## Problem Description and Formulation

The problem is a classic example of a linear programming problem. The man wants to meet his calorie and protein requirements by eating burgers and fries at minimum cost.

Let's define the decision variables:
- \(B\): the number of burgers
- \(F\): the number of orders of fries

The objective is to minimize the total cost, which is $7 per burger and $3 per order of fries.
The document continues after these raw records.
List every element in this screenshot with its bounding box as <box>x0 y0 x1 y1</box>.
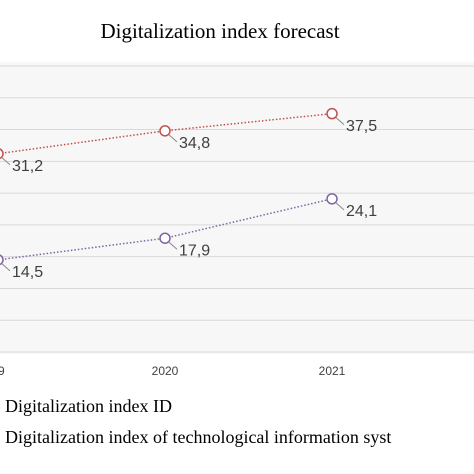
data-label: 34,8 <box>179 135 210 152</box>
legend-label: Digitalization index ID <box>5 396 172 416</box>
leader-line <box>1 157 11 166</box>
data-label: 31,2 <box>12 158 43 175</box>
plot-area <box>0 62 474 354</box>
x-tick-label: 2020 <box>152 364 179 378</box>
data-label: 24,1 <box>346 203 377 220</box>
leader-line <box>335 202 345 211</box>
leader-line <box>335 117 345 126</box>
leader-line <box>1 263 11 272</box>
data-label: 14,5 <box>12 264 43 281</box>
leader-line <box>168 241 178 250</box>
marker <box>0 254 4 266</box>
legend-label: Digitalization index of technological in… <box>5 427 391 447</box>
leader-line <box>168 134 178 143</box>
x-tick-label: 2021 <box>319 364 346 378</box>
data-label: 37,5 <box>346 118 377 135</box>
x-tick-label: 19 <box>0 364 5 378</box>
data-label: 17,9 <box>179 242 210 259</box>
marker <box>0 148 4 160</box>
chart-title: Digitalization index forecast <box>100 19 339 43</box>
marker <box>159 232 171 244</box>
marker <box>159 125 171 137</box>
marker <box>326 193 338 205</box>
marker <box>326 107 338 120</box>
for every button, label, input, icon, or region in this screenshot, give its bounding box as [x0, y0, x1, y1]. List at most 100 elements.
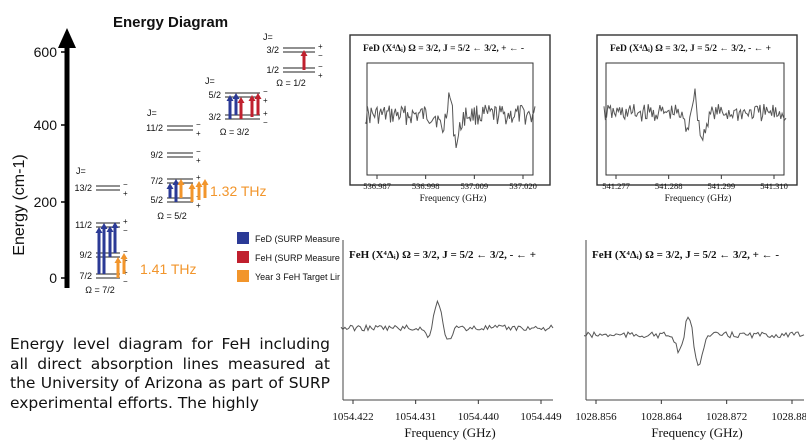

So, the objective function is:

\[ \text{Minimize:} \quad 7B + 3F \]

Subject to the following constraints:
1. Calorie requirement: \( 500B + 300F \geq 3000 \)
2. Protein requirement: \( 30B + 5F \geq 150 \)
3. Non-negativity constraints: \( B \geq 0, F \geq 0 \)

## Gurobi Code

To solve this problem using Gurobi in Python, we will use the Gurobi Python interface. First, ensure you have Gurobi installed in your Python environment. You can install it via pip:

```bash
pip install gurobi
```

Here's the Gurobi code for the problem:

```python
import gurobi as gp

# Create a new model
m = gp.Model("diet_problem")

# Define the decision variables
B = m.addVar(name="burgers", lb=0, vtype=gp.GRB.CONTINUOUS)
F = m.addVar(name="fries", lb=0, vtype=gp.GRB.CONTINUOUS)

# Objective function: minimize cost
m.setObjective(7*B + 3*F, gp.GRB.MINIMIZE)

# Calorie requirement constraint
m.addConstr(500*B + 300*F >= 3000, name="calories")

# Protein requirement constraint
m.addConstr(30*B + 5*F >= 150, name="protein")

# Optimize the model
m.optimize()

# Print the results
if m.status == gp.GRB.OPTIMAL:
    print(f"Optimal solution found. Cost: ${m.objVal:.2f}")
    print(f"Burgers: {B.varValue:.2f}")
    print(f"Fries: {F.varValue:.2f}")
else:
    print("No optimal solution found.")
```

This code defines the model, sets up the objective function and constraints, and then solves the optimization problem. If an optimal solution is found, it prints out the minimum cost and the quantities of burgers and fries to achieve this cost.